BoI closer to Central Bank target after sale of €200m UK portfolio
Bank of Ireland's sale of a €200m portfolio of UK business loans brings the partially state-owned bank close to meeting its target to shed €10bn of assets set by the Central Bank.
Yesterday, the bank agreed to sell its Infrastructure Project Finance loans to Aviva Special PFI LP, a fund linked to the Aviva insurance giant.
The loans were sold at a price of 81 cents in the euro, to bring in €162m for the bank.
Bank of Ireland was told to sell €10bn by the end of 2013 following a Central Bank review -- dubbed the 2011 Prudential Capital Assessment Review.
The latest sale means the disposal programme is close to completion -- with €9.7bn of the loans sold since March 2011, including the latest deal.

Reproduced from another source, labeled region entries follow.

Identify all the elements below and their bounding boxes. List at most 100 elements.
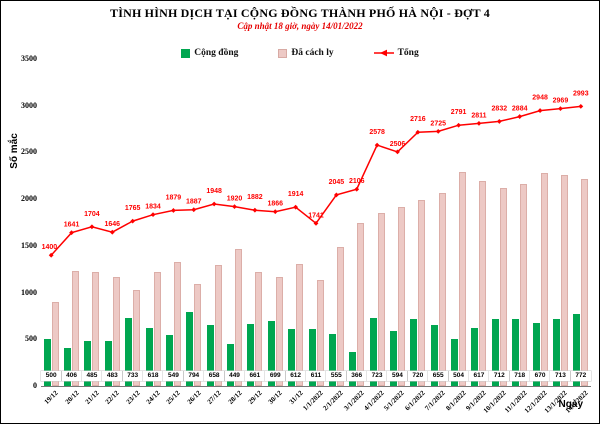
y-tick-label: 1500 [21, 240, 37, 250]
x-tick-label: 29/12 [246, 389, 264, 406]
bar-da-cach-ly [112, 277, 120, 386]
y-tick-label: 3500 [21, 54, 37, 63]
x-tick-label: 7/1/2022 [423, 389, 447, 413]
y-tick-label: 2500 [21, 147, 37, 157]
bar-value-label: 555 [326, 371, 347, 381]
bar-cong-dong [491, 319, 499, 386]
bar-value-label: 723 [367, 371, 388, 381]
bar-cong-dong [573, 313, 581, 386]
x-tick-label: 31/12 [287, 389, 305, 406]
x-tick-label: 22/12 [104, 389, 121, 406]
total-value-label: 1741 [308, 212, 324, 219]
x-tick-label: 24/12 [144, 389, 162, 406]
bar-cong-dong [288, 328, 296, 386]
bar-da-cach-ly [296, 264, 304, 386]
bar-cong-dong [369, 318, 377, 386]
total-value-label: 2045 [329, 179, 345, 186]
x-tick-label: 27/12 [205, 389, 223, 406]
bar-da-cach-ly [72, 270, 80, 386]
bar-cong-dong [512, 318, 520, 386]
x-tick-label: 28/12 [226, 389, 244, 406]
total-value-label: 1887 [186, 199, 202, 206]
x-tick-label: 3/1/2022 [342, 389, 366, 413]
bar-cong-dong [247, 324, 255, 386]
bar-cong-dong [267, 320, 275, 386]
bar-cong-dong [125, 317, 133, 386]
total-value-label: 1882 [247, 194, 263, 201]
x-tick-label: 8/1/2022 [443, 389, 468, 413]
total-point-marker [354, 186, 360, 192]
bar-value-label: 500 [41, 371, 62, 381]
bar-da-cach-ly [275, 276, 283, 386]
x-tick-label: 30/12 [266, 389, 284, 406]
bar-value-label: 449 [224, 371, 245, 381]
total-value-label: 2832 [492, 105, 508, 112]
total-value-label: 2969 [553, 98, 569, 105]
total-value-label: 2716 [410, 116, 426, 123]
bar-cong-dong [84, 340, 92, 386]
bar-da-cach-ly [377, 212, 385, 386]
bar-cong-dong [186, 311, 194, 386]
total-value-label: 1914 [288, 191, 304, 198]
bar-da-cach-ly [397, 207, 405, 386]
x-tick-label: 19/12 [42, 389, 60, 406]
bar-value-label: 483 [102, 371, 123, 381]
x-tick-label: 26/12 [185, 389, 203, 406]
x-tick-label: 4/1/2022 [362, 389, 386, 413]
bar-da-cach-ly [336, 246, 344, 386]
total-point-marker [476, 120, 482, 126]
bar-cong-dong [451, 338, 459, 386]
bar-cong-dong [471, 328, 479, 386]
bar-value-label: 594 [387, 371, 408, 381]
bar-da-cach-ly [418, 199, 426, 386]
bar-value-label: 699 [265, 371, 286, 381]
total-point-marker [558, 106, 563, 112]
bar-cong-dong [430, 324, 438, 386]
bar-da-cach-ly [194, 283, 202, 386]
total-value-label: 1879 [166, 194, 182, 201]
bar-da-cach-ly [438, 192, 446, 386]
bar-value-label: 661 [244, 371, 265, 381]
chart-title: TÌNH HÌNH DỊCH TẠI CỘNG ĐỒNG THÀNH PHỐ H… [110, 6, 490, 20]
total-point-marker [293, 204, 299, 210]
bar-value-label: 485 [81, 371, 102, 381]
bar-da-cach-ly [173, 261, 181, 386]
bar-value-label: 612 [285, 371, 306, 381]
total-value-label: 2725 [430, 120, 446, 127]
total-value-label: 2811 [471, 112, 486, 119]
total-value-label: 2106 [349, 178, 365, 185]
total-point-marker [150, 212, 156, 218]
bar-value-label: 733 [122, 371, 143, 381]
total-value-label: 1704 [84, 211, 100, 218]
total-point-marker [374, 142, 380, 148]
bar-value-label: 617 [468, 371, 489, 381]
bar-value-label: 658 [204, 371, 225, 381]
total-point-marker [496, 119, 502, 124]
bar-da-cach-ly [357, 223, 365, 386]
bar-cong-dong [64, 348, 72, 386]
bar-value-label: 794 [183, 371, 204, 381]
bar-da-cach-ly [255, 271, 263, 386]
bar-cong-dong [145, 328, 153, 386]
bar-value-label: 670 [530, 371, 551, 381]
bar-cong-dong [165, 334, 173, 386]
total-point-marker [415, 129, 421, 135]
bar-value-label: 406 [61, 371, 82, 381]
total-value-label: 2884 [512, 106, 528, 113]
total-value-label: 2578 [369, 129, 385, 136]
legend-item-tong: Tổng [373, 48, 419, 58]
bar-cong-dong [43, 339, 51, 386]
total-point-marker [313, 220, 319, 226]
total-point-marker [109, 229, 115, 235]
x-tick-label: 6/1/2022 [403, 389, 427, 413]
x-tick-label: 23/12 [124, 389, 142, 406]
x-tick-label: 25/12 [165, 389, 183, 406]
bar-da-cach-ly [459, 172, 467, 386]
plot-area: 1400 1641 1704 1646 1765 1834 1879 1887 1948 1920… [41, 59, 591, 387]
bar-da-cach-ly [153, 272, 161, 386]
total-value-label: 1400 [42, 244, 58, 251]
total-point-marker [578, 103, 584, 109]
total-line-layer: 1400 1641 1704 1646 1765 1834 1879 1887 1948 1920… [42, 90, 589, 258]
legend: Cộng đồng Đã cách ly Tổng [1, 48, 599, 58]
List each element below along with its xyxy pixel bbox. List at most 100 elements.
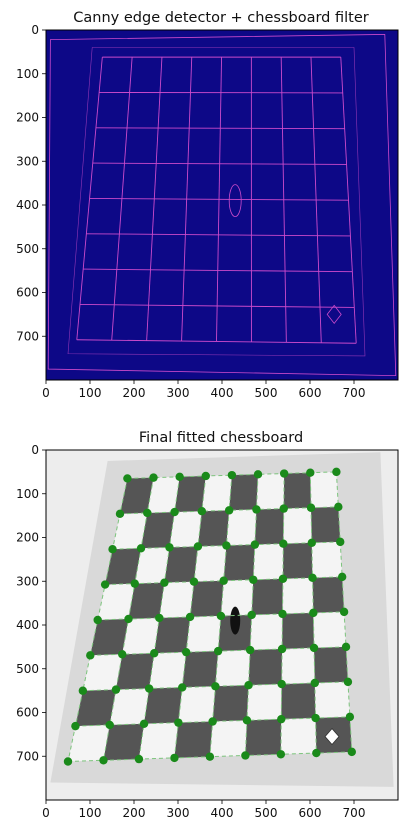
logo-diamond [324,727,340,746]
x-tick-label: 700 [343,386,366,400]
board-square [169,511,202,548]
fitted-corner-point [279,504,288,513]
fitted-corner-point [108,545,117,554]
x-tick-label: 200 [123,386,146,400]
y-tick-label: 500 [16,662,39,676]
fitted-corner-point [242,716,252,725]
panel-1-axes: 0 100 200 300 400 500 600 700 0 100 200 300 400 500 60… [16,23,399,400]
fitted-corner-point [139,719,149,729]
board-square [138,722,179,760]
board-square [215,650,251,687]
fitted-corner-point [278,609,287,619]
y-tick-label: 100 [16,67,39,81]
board-square [254,508,284,545]
x-tick-label: 300 [167,386,190,400]
y-tick-label: 0 [31,23,39,37]
board-square [281,647,315,685]
fitted-corner-point [165,543,174,552]
edge-image-background [46,30,398,380]
board-square [164,546,198,583]
board-square [194,545,227,582]
fitted-corner-point [160,578,169,587]
board-square [115,653,155,690]
fitted-corner-point [118,650,127,659]
board-square [314,681,350,719]
board-square [75,689,116,727]
fitted-corner-point [253,470,263,479]
fitted-corner-point [115,509,125,519]
board-square [105,548,142,585]
fitted-corner-point [341,642,351,652]
paper-edge-outline [47,33,397,377]
piece-edge-outline [228,184,242,218]
board-square [186,615,221,653]
board-square [134,547,170,584]
fitted-corner-point [178,683,187,692]
fitted-corner-point [245,645,255,655]
fitted-corner-point [310,678,320,688]
board-square [174,721,213,758]
board-square [248,648,283,686]
y-tick-label: 200 [16,531,39,545]
board-square [212,685,249,722]
fitted-corner-point [336,537,345,547]
board-square [314,646,348,683]
edge-grid-horizontal [86,233,351,237]
board-square [313,611,347,648]
edge-grid-vertical [310,57,322,343]
fitted-corner-point [306,503,316,512]
fitted-corner-point [312,748,321,758]
fitted-corner-point [93,615,102,625]
fitted-corner-point [143,508,152,518]
fitted-corner-point [339,607,349,617]
fitted-corner-point [170,507,179,517]
fitted-corner-point [86,651,95,660]
fitted-corner-point [211,682,220,691]
fitted-corner-point [219,576,228,585]
x-tick-label: 500 [255,386,278,400]
board-square [128,582,165,619]
y-tick-label: 600 [16,706,39,720]
board-square [182,651,219,688]
board-square [282,612,315,649]
board-square [246,684,282,721]
y-tick-label: 600 [16,286,39,300]
panel-2-title: Final fitted chessboard [139,430,303,446]
y-tick-label: 200 [16,111,39,125]
y-tick-label: 700 [16,329,39,343]
fitted-corner-point [279,539,288,548]
board-square [245,719,282,756]
fitted-corner-point [343,677,353,687]
board-square [229,474,259,511]
fitted-corner-point [306,468,315,477]
y-tick-label: 400 [16,618,39,632]
fitted-corner-point [334,502,343,512]
panel-2-axes: 0 100 200 300 400 500 600 700 0 100 200 300 400 500 60… [16,443,399,820]
fitted-corner-point [136,544,146,553]
fitted-corner-point [244,680,253,690]
fitted-corner-point [123,474,132,483]
board-square [282,542,313,579]
board-square [97,583,135,620]
edge-grid-vertical [280,57,287,343]
fitted-corner-point [247,610,256,620]
board-square [251,578,283,615]
board-square [226,509,257,546]
fitted-corner-point [175,472,184,481]
board-square [256,473,285,510]
board-square [201,475,232,512]
fitted-corner-point [249,575,258,584]
board-square [253,543,284,580]
fitted-line-horizontal [105,576,343,586]
fitted-corner-point [250,540,260,549]
fitted-corner-point [105,720,114,730]
board-square [312,576,345,613]
board-square [112,512,148,550]
fitted-corner-point [307,538,316,547]
fitted-line-horizontal [97,611,345,621]
fitted-corner-point [227,470,237,480]
y-tick-label: 300 [16,574,39,588]
board-square [283,472,312,509]
fitted-corner-point [222,541,231,550]
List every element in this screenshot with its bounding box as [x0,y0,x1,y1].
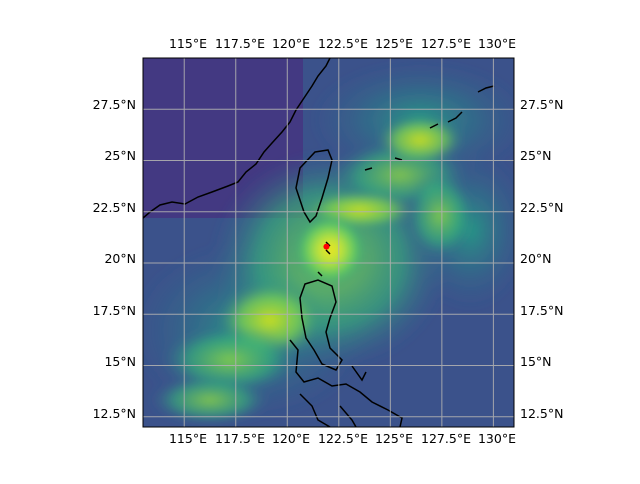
bottom-lon-label: 120°E [272,431,310,446]
top-lon-label: 122.5°E [318,36,368,51]
top-lon-label: 130°E [478,36,516,51]
top-lon-labels: 115°E 117.5°E 120°E 122.5°E 125°E 127.5°… [169,36,516,51]
bottom-lon-label: 125°E [375,431,413,446]
top-lon-label: 117.5°E [215,36,265,51]
left-lat-label: 25°N [104,148,136,163]
left-lat-label: 22.5°N [93,200,136,215]
batanes-islands [317,241,331,277]
right-lat-labels: 27.5°N 25°N 22.5°N 20°N 17.5°N 15°N 12.5… [520,97,563,421]
right-lat-label: 15°N [520,354,552,369]
right-lat-label: 12.5°N [520,406,563,421]
gridlines [143,58,514,427]
right-lat-label: 17.5°N [520,303,563,318]
left-lat-label: 20°N [104,251,136,266]
right-lat-label: 22.5°N [520,200,563,215]
top-lon-label: 125°E [375,36,413,51]
right-lat-label: 27.5°N [520,97,563,112]
right-lat-label: 25°N [520,148,552,163]
taiwan-coastline [295,149,333,224]
right-lat-label: 20°N [520,251,552,266]
left-lat-label: 17.5°N [93,303,136,318]
top-lon-label: 120°E [272,36,310,51]
bottom-lon-label: 130°E [478,431,516,446]
china-coastline [143,58,331,219]
typhoon-center-marker [323,243,330,250]
left-lat-label: 27.5°N [93,97,136,112]
bottom-lon-labels: 115°E 117.5°E 120°E 122.5°E 125°E 127.5°… [169,431,516,446]
map-frame [142,57,515,428]
left-lat-label: 12.5°N [93,406,136,421]
top-lon-label: 127.5°E [421,36,471,51]
left-lat-labels: 27.5°N 25°N 22.5°N 20°N 17.5°N 15°N 12.5… [93,97,136,421]
left-lat-label: 15°N [104,354,136,369]
bottom-lon-label: 117.5°E [215,431,265,446]
luzon-coastline [299,279,343,371]
bottom-lon-label: 115°E [169,431,207,446]
satellite-image [143,58,514,427]
ryukyu-islands [364,85,495,171]
bottom-lon-label: 127.5°E [421,431,471,446]
bottom-lon-label: 122.5°E [318,431,368,446]
top-lon-label: 115°E [169,36,207,51]
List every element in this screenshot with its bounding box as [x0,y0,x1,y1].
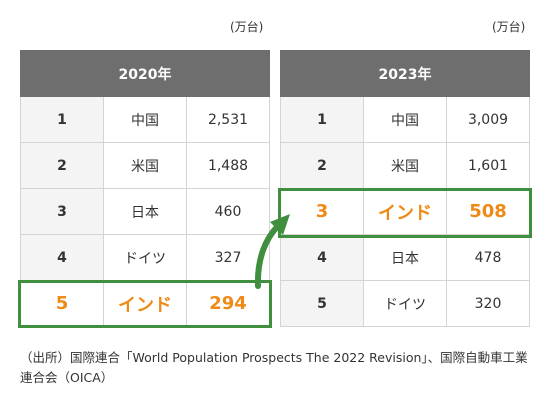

That tally does not include any Irish loans, which are seen as "core" by the bank and the Central Bank.
The largest disposals were of €1.5bn of UK commercial property loans and €1.4m of UK home loans.
"Non-core" asset sales have seen all of the bailed-out banks slimmed down in recent months; last week AIB sold its Asset Management unit that manages investments for pensions and charities to South Africa's Prescient.
Last month AIB hired Morgan Stanley to sell a property loan portfolio worth €675m, primarily backed by Irish offices.
AIB disposed of €12.7bn in "non-core assets" in 2011, out of €20bn targeted for sale.